Um carpinteiro, uma jovenzinha simples e um menino Deus. Assim surgiu a Sagrada Família no povoado de Nazaré, na ladeira de uma colina onde viviam um pouco mais de uma centena de pessoas. Como a de Jesus, cada família tem sua história, seu início feito de amor, que começa com o sim de um para o outro e vai colocando mais gente no ninho.
Hoje é Dia das Mães, um domingo de maio, mês de Maria para a Igreja Católica. Tempo de festejar. Falar do amor de mãe, este “desdobrar fibra por fibra o coração”, como escreveu Coelho Neto, para voltarmos lá nos anos 1920 lembrando o escritor carioca, ou o “és do tamanho do céu e apenas menor do que Deus”, na singeleza de Mário Quintana.
A maternidade sempre foi um tema fascinante em todas as épocas da existência humana. Há pouco, um grupo de pesquisadores americanos descobriu, por exemplo, que após o parto há um aumento nas ramificações dos neurônios da mulher, agilizando o processamento das informações, como se quisesse dar uma “força” para as novas tarefas que ela terá pela frente. Talvez isso explique um pouco o fato de muitas mães afirmarem que antes de o filho colocar a chave na fechadura da porta elas “sentem” que ele está chegando em casa.
Por mais esperado que seja um bebê, é quase certa uma dose de insegurança diante do novo cargo que a mulher vai exercer e que mudará para sempre sua vida. O que me leva a mais de dois mil anos atrás, até a Galileia, região ao Norte da Palestina, à volta do Lago de Tiberíades, uma terra estranha e longínqua, com uma população influenciada por tradições pagãs. Nazaré era nada mais do que uma obscura aldeia e Maria apenas a jovem prometida a um homem chamado José.
É na singeleza desses lugares e personagens que Deus entra na história da humanidade propondo que Maria aceite ser mãe de um filho especial, a quem dará o nome de Jesus (Deus salva). Se na primeira vez os primeiros pais decepcionaram e acabaram expulsos do paraíso, agora Deus tenta novamente entrar no mundo enviando o anjo Gabriel à pobre casa de uma jovenzinha simples, mas determinada.
Para o abade francês Bernardo de Claraval (1090-1153), ao criar a liberdade, Deus, de certo modo, se tornou dependente do homem, “o seu poder está ligado ao ‘sim’ espontâneo de uma pessoa humana”. Doutor da Igreja, Bernardo de Claraval é magistral para ilustrar a visita do anjo ao afirmar que no momento do pedido a Maria, “o céu e a terra como que suspendem a respiração. Dirá ‘sim’? Ela demora... Só por esta vez não seja humilde, mas magnânima. Dá-nos o teu sim”.
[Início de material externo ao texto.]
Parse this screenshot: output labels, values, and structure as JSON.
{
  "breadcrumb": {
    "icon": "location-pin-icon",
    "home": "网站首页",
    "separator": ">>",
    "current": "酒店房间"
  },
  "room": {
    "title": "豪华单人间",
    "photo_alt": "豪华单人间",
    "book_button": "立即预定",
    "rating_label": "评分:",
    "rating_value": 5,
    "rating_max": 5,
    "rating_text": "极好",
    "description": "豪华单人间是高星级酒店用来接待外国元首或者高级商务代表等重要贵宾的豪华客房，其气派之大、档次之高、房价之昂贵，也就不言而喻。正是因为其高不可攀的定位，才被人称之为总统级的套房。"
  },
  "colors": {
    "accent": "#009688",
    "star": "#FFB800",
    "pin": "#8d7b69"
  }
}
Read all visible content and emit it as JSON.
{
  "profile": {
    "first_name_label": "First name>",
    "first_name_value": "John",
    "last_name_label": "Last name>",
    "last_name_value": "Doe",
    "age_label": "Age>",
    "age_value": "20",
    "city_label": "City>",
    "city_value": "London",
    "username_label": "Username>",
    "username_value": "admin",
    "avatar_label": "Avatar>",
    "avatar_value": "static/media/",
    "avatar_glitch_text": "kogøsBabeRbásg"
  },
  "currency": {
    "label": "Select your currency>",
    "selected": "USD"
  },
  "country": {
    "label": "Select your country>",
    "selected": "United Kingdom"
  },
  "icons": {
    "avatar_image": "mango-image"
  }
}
Assustada com a perspectiva do compromisso, Maria começa com uma objeção (“Como, se não conheço homem?”) e termina com a resposta de quem se faz instrumento do poder e da grandeza de Deus: “Faça-se em mim segundo a tua palavra”. Através de um sim incondicional aos projetos do Pai, realiza-se o mais decisivo ato de fé na história do mundo.
E depois que Maria fica sozinha, sem anjos ao redor? O anjo parte, mas a missão permanece, e indica um longo caminho a percorrer, a começar por contar sobre a gravidez a José, enfrentar a família, os amigos. É esta menina obediente, fiel, cheia de fé, que encanta todas as gerações que vieram depois, citada tanto no Novo Testamento como no Alcorão como a mãe de Jesus através de intervenção divina.
Embora a Sagrada Escritura não fale sobre a infância de Jesus, podemos imaginar Maria dentro da família com suas ocupações, como amassar a farinha e levá-la ao forno para assar o pão da semana, fiar a lã macia e o linho suave e tecer os panos, educar Jesus. Ver o filho santo crescer, encantar doutores da lei aos 12 anos, transformar água em vinho, reunir multidões ao seu redor, ser perseguido e amado.
Até chegar à dor maior de manter-se de pé diante da cruz, receber o corpo chagado do filho e acreditar, fielmente, na ressurreição. Inspirado no livro de Salmos, podemos dizer que a partir de então o dia transmite ao dia e a noite conta a outra noite a história daquela que se tornou mãe através de um “sim”. Toda a terra sempre difundirá a história de Maria.